Angstfreie Atmosphäre nötig

Hallay-Witte mahnte eine Atmosphäre und Kultur im kirchlichen Raum ein, „die es möglich macht, offen und angstfrei kritische Themen zu benennen und konstruktiv mit Fehlern umzugehen“. Solche Themen seien etwa das Verständnis des Priesteramtes, die Sexualmoral, der Zölibat, Homosexualität oder auch die Zulassung von Frauen zum Weiheamt.
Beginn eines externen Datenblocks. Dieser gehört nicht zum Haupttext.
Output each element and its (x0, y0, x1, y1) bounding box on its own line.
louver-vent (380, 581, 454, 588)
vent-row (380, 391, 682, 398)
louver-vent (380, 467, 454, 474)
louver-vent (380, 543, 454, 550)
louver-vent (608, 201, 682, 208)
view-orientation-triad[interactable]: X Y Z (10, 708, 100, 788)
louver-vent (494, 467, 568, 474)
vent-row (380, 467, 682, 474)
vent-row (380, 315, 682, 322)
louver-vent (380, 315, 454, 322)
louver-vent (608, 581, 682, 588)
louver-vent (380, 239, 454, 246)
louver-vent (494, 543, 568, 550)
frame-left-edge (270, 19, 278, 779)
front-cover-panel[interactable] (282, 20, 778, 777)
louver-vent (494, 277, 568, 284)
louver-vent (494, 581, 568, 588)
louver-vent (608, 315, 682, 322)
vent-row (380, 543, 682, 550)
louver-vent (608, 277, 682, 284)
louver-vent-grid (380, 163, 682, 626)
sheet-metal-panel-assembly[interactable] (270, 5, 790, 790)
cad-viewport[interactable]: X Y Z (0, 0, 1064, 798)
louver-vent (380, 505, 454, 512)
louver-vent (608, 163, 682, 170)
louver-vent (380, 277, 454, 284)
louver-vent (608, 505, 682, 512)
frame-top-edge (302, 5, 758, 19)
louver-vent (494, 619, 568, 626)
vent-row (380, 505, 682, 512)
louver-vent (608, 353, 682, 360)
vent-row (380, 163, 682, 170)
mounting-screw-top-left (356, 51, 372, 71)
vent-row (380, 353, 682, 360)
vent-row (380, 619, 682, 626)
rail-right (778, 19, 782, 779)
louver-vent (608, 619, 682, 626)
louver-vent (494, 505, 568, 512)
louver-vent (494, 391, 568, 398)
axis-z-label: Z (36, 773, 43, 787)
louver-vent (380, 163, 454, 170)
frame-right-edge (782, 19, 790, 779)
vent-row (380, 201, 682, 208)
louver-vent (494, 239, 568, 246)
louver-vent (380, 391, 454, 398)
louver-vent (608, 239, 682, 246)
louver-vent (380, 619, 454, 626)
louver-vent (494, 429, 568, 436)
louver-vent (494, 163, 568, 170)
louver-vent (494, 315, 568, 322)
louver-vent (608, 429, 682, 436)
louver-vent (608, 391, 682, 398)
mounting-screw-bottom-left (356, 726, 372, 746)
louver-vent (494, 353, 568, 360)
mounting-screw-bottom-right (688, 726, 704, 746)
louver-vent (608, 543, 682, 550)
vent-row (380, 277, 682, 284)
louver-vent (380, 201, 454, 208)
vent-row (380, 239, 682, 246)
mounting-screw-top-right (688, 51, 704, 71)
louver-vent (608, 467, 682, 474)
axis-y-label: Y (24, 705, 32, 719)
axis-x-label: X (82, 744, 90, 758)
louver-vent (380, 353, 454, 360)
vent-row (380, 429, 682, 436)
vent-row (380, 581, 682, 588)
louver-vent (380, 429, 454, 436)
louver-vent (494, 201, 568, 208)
Die Hamburger Missbrauchsexpertin räumte in ihrem Vortrag mit weiteren „Irrtümern“ auf. So seien die meisten Täter nicht pädophil, sondern würden Sexualität als Mittel der Machtausübung einsetzen. Und zugleich seien jene, die sich nun als Betroffene melden, sehr selten Trittbrettfahrer - Hallay-Witte zufolge nicht häufiger als in fünf Prozent der Fälle. Sexueller Missbrauch sei auch nicht auf die römisch-katholische Kirche beschränkt, „es gibt ihn auch in den evangelischen Kirchen und nicht nur im Westen, sondern in allen Kontinenten“.

Vorsichtiger Optimismus

Die deutsche katholische Bischofskonferenz hat sich bei ihrer jüngsten Herbstvollversammlung in Fulda für eine Weiterentwicklung des bestehenden Modells zur Entschädigung von Opfern sexuellen Missbrauchs ausgesprochen. Zugleich waren erstmals Betroffenen selbst geladen, um vor den versammelten Bischöfen zu sprechen. Hallay-Witte meinte dazu, dass diese Schritte noch vor einigen Jahren so nicht denkbar gewesen wären. Insofern gebe es durchaus Grund für vorsichtigen Optimismus, dass sich die Kirche in die richtige Richtung bewegt - womöglich könne man auch von einem „Meilenstein“ sprechen. Missbrauch werde sich allerdings nie zu 100 Prozent vermeiden lassen, räumte die Expertin ein.

Hallay-Witte war an der im Herbst 2018 veröffentlichten Missbrauchsstudie der Deutschen Bischofskonferenz beteiligt. Laut dieser Studie wurden in den kirchlichen Akten der Jahre 1946 bis 2014 Hinweise auf deutschlandweit 3.677 Betroffene sexueller Übergriffe und auf rund 1.670 beschuldigte Priester, Diakone und Ordensleute gefunden.

Ein neues Institut der katholischen Kirche in Deutschland soll nun einheitliche Standards bei der Aufarbeitung des sexuellen Missbrauchs entwickeln: das „Institut für Prävention und Aufarbeitung von sexualisierter Gewalt“ (IPA). Dieses hat Mitte September seine Arbeit aufgenommen. Auch in diesem Institut arbeitet Hallay-Witte mit.